Tyco International Ltd. Wednesday emphatically rebutted concerns that it might be the next Enron.

In a conference call with investors and reporters, Chief Executive Dennis Kozlowski tackled those fears head on.

"We have an absolutely terrific company here that is very well financed, that is liquid, highly liquid. ... It has no comparisons to any failed company out there at all in terms of products, culture, secret financing arrangements, management, anything like that," he said.

Tyco shares rebounded strongly after hitting 52-week lows Monday and Tuesday.

Wall Street spent much of the sessin waiting for quarterly results from Cisco Systems, which were due out after the market closed. A company memo released Tuesday suggested those numbers would beat expectations, causing the stock to rise 11 cents to $18.61. But investors were still waiting to get the exact figures, as well as the company's assessment of what future business might look like.

A bullish outlook from Cisco could help improve the market's mood, but analysts say investors have become extremely risk-averse, and it will take more than one cheery forecast to ease their fears.

"I think the market will care to a degree what Cisco says, but people have had such huge losses in tech stocks that they really don't trust a lot of things that these companies say," said Larry Rice, chief investment officer at Fahnestock & Co. "Someone's always going to say how did they get to those numbers?
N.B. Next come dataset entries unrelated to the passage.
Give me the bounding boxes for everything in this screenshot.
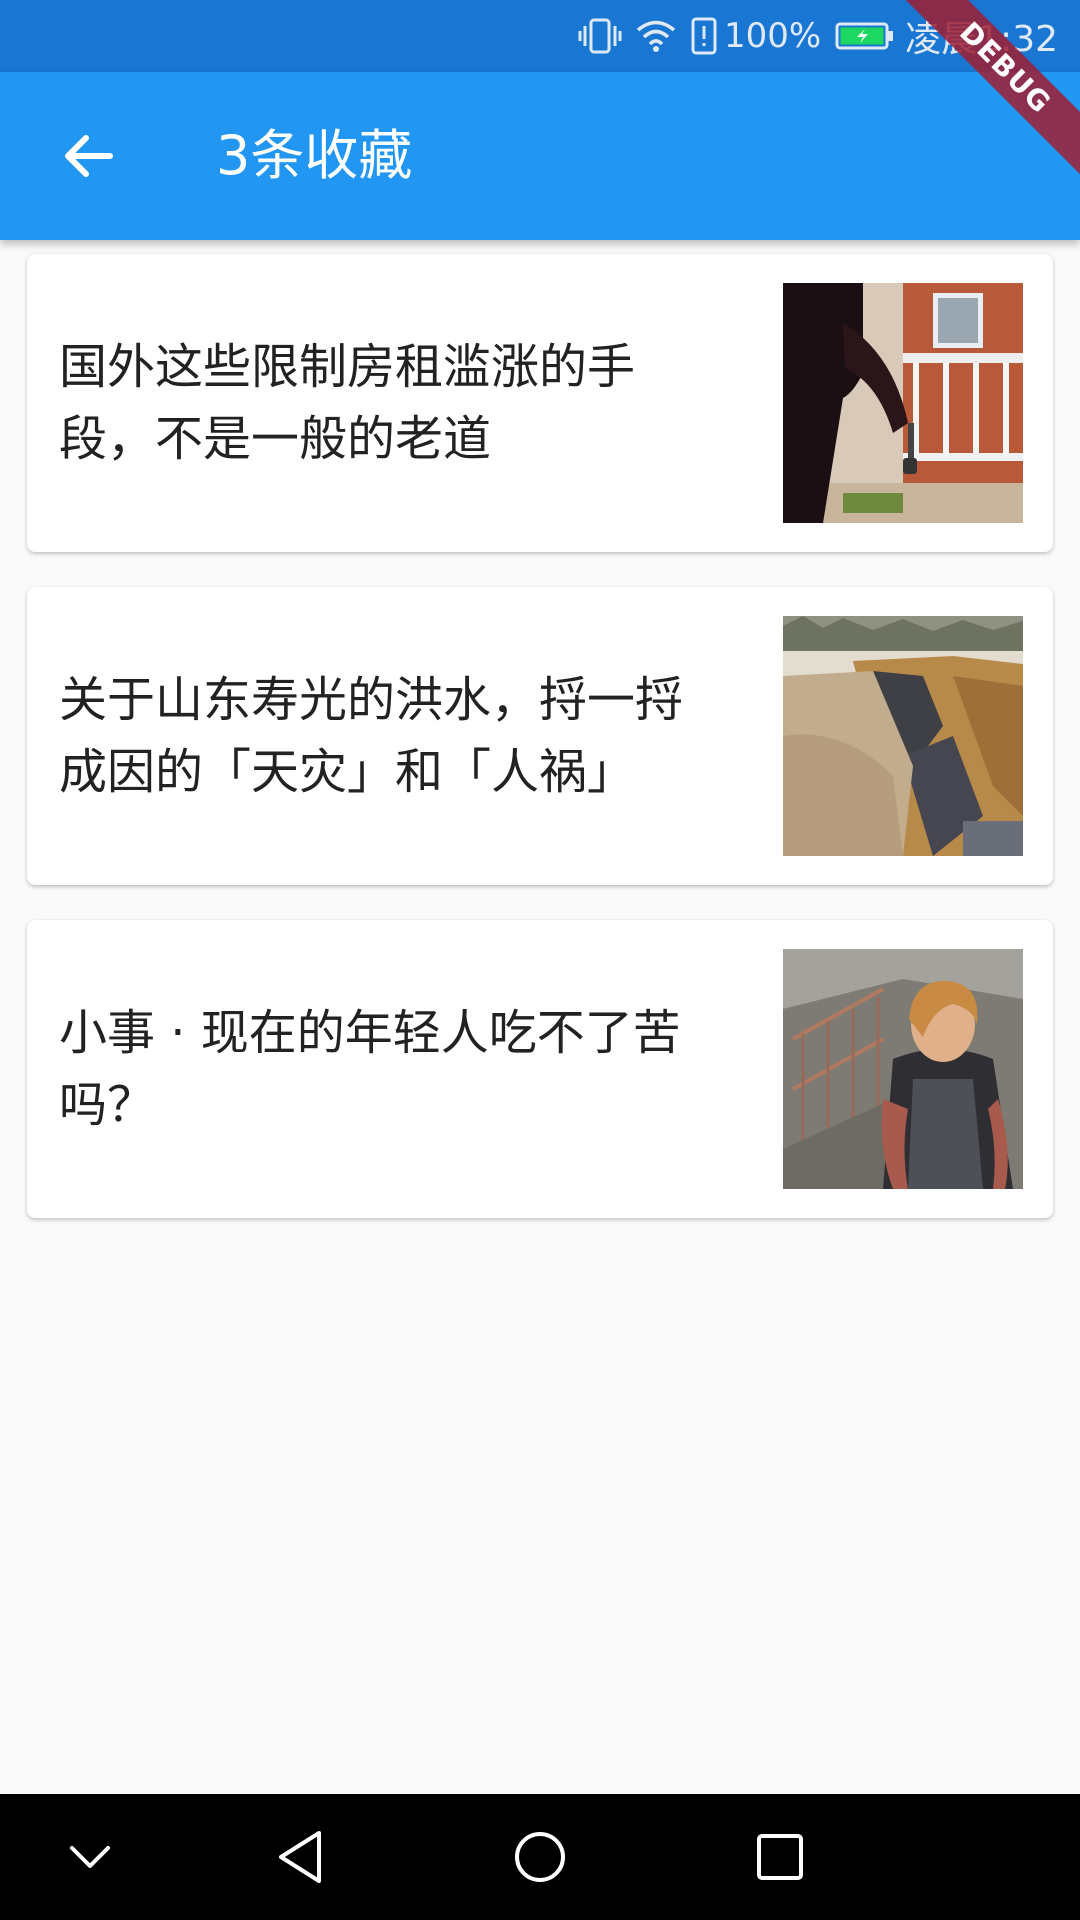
back-triangle-icon <box>279 1831 321 1883</box>
nav-back-button[interactable] <box>255 1812 345 1902</box>
vibrate-icon <box>578 16 622 56</box>
young-worker-apron-image <box>783 949 1023 1189</box>
home-circle-icon <box>515 1832 565 1882</box>
screen: 100% 凌晨1:32 3条收藏 DEBUG 国外这些限制房租滥涨的手段，不是一… <box>0 0 1080 1920</box>
app-bar: 3条收藏 <box>0 72 1080 240</box>
status-bar: 100% 凌晨1:32 <box>0 0 1080 72</box>
clock: 凌晨1:32 <box>905 19 1058 60</box>
arrow-back-icon <box>65 135 113 177</box>
recents-square-icon <box>757 1834 803 1880</box>
page-title: 3条收藏 <box>216 124 413 187</box>
system-nav-bar <box>0 1794 1080 1920</box>
favorite-title-text: 国外这些限制房租滥涨的手段，不是一般的老道 <box>59 339 636 467</box>
favorite-title: 关于山东寿光的洪水，捋一捋成因的「天灾」和「人祸」 <box>59 587 719 885</box>
nav-recents-button[interactable] <box>735 1812 825 1902</box>
person-holding-keys-image <box>783 283 1023 523</box>
favorite-title: 小事 · 现在的年轻人吃不了苦吗？ <box>59 920 719 1218</box>
back-button[interactable] <box>40 108 136 204</box>
battery-charging-icon <box>835 21 895 51</box>
chevron-down-icon <box>70 1846 110 1868</box>
wifi-icon <box>636 19 676 53</box>
favorite-title-text: 关于山东寿光的洪水，捋一捋成因的「天灾」和「人祸」 <box>59 672 684 800</box>
collapsed-road-flood-image <box>783 616 1023 856</box>
favorite-title-text: 小事 · 现在的年轻人吃不了苦吗？ <box>59 1005 681 1133</box>
favorite-card[interactable]: 小事 · 现在的年轻人吃不了苦吗？ <box>27 920 1053 1218</box>
favorite-card[interactable]: 国外这些限制房租滥涨的手段，不是一般的老道 <box>27 254 1053 552</box>
battery-alert-icon <box>690 16 718 56</box>
favorite-title: 国外这些限制房租滥涨的手段，不是一般的老道 <box>59 254 719 552</box>
nav-hide-button[interactable] <box>45 1812 135 1902</box>
favorite-card[interactable]: 关于山东寿光的洪水，捋一捋成因的「天灾」和「人祸」 <box>27 587 1053 885</box>
battery-percentage: 100% <box>723 16 822 56</box>
nav-home-button[interactable] <box>495 1812 585 1902</box>
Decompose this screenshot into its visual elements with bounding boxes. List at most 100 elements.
What math did they do to beat expectations?"

Indeed, investors have been waiting for months for some kind of catalyst to convince them that now is the time to buy. Many had expected upbeat corporate forecasts in January to provide a spark; when those outlooks failed to materialize, stocks fell back.

"The monsters have been earnings disappointments, terrorists, now accounting," said Scott Vergin, a fund manager for the Lutheran Brotherhood, a money management firm in Minneapolis. "In this environment, it's easy to lose ground and hard to make it up so you try and prevent disasters" by being cautious.

Calpine fell $1.95 to $6.80 on news the company received a letter from the Securities and Exchange Commission on Dec. 20 regarding a review of its disclosure practices.

Technology stocks were particularly vulnerable, with Intel dropping 88 cents to $32.92 and Microsoft losing 70 cents to $60.45.

Also Wednesday, the Labor Department reported Wednesday worker productivity in the last three months of 2001 rose by the largest amount in more than a year as businesses cut workers' hours and eliminated jobs to cope with the ailing economy. Wall Street showed little reaction to the news, however, because the information concerns past, not current or future events.

The Dow Jones closed at 9,655.46, its lowest close since Jan. 29.

Almost two stocks fell for every one that rose on the Nasdaq Stock Market, while decliners trounced advancers by a ratio of 19 to 11 on the Big Board.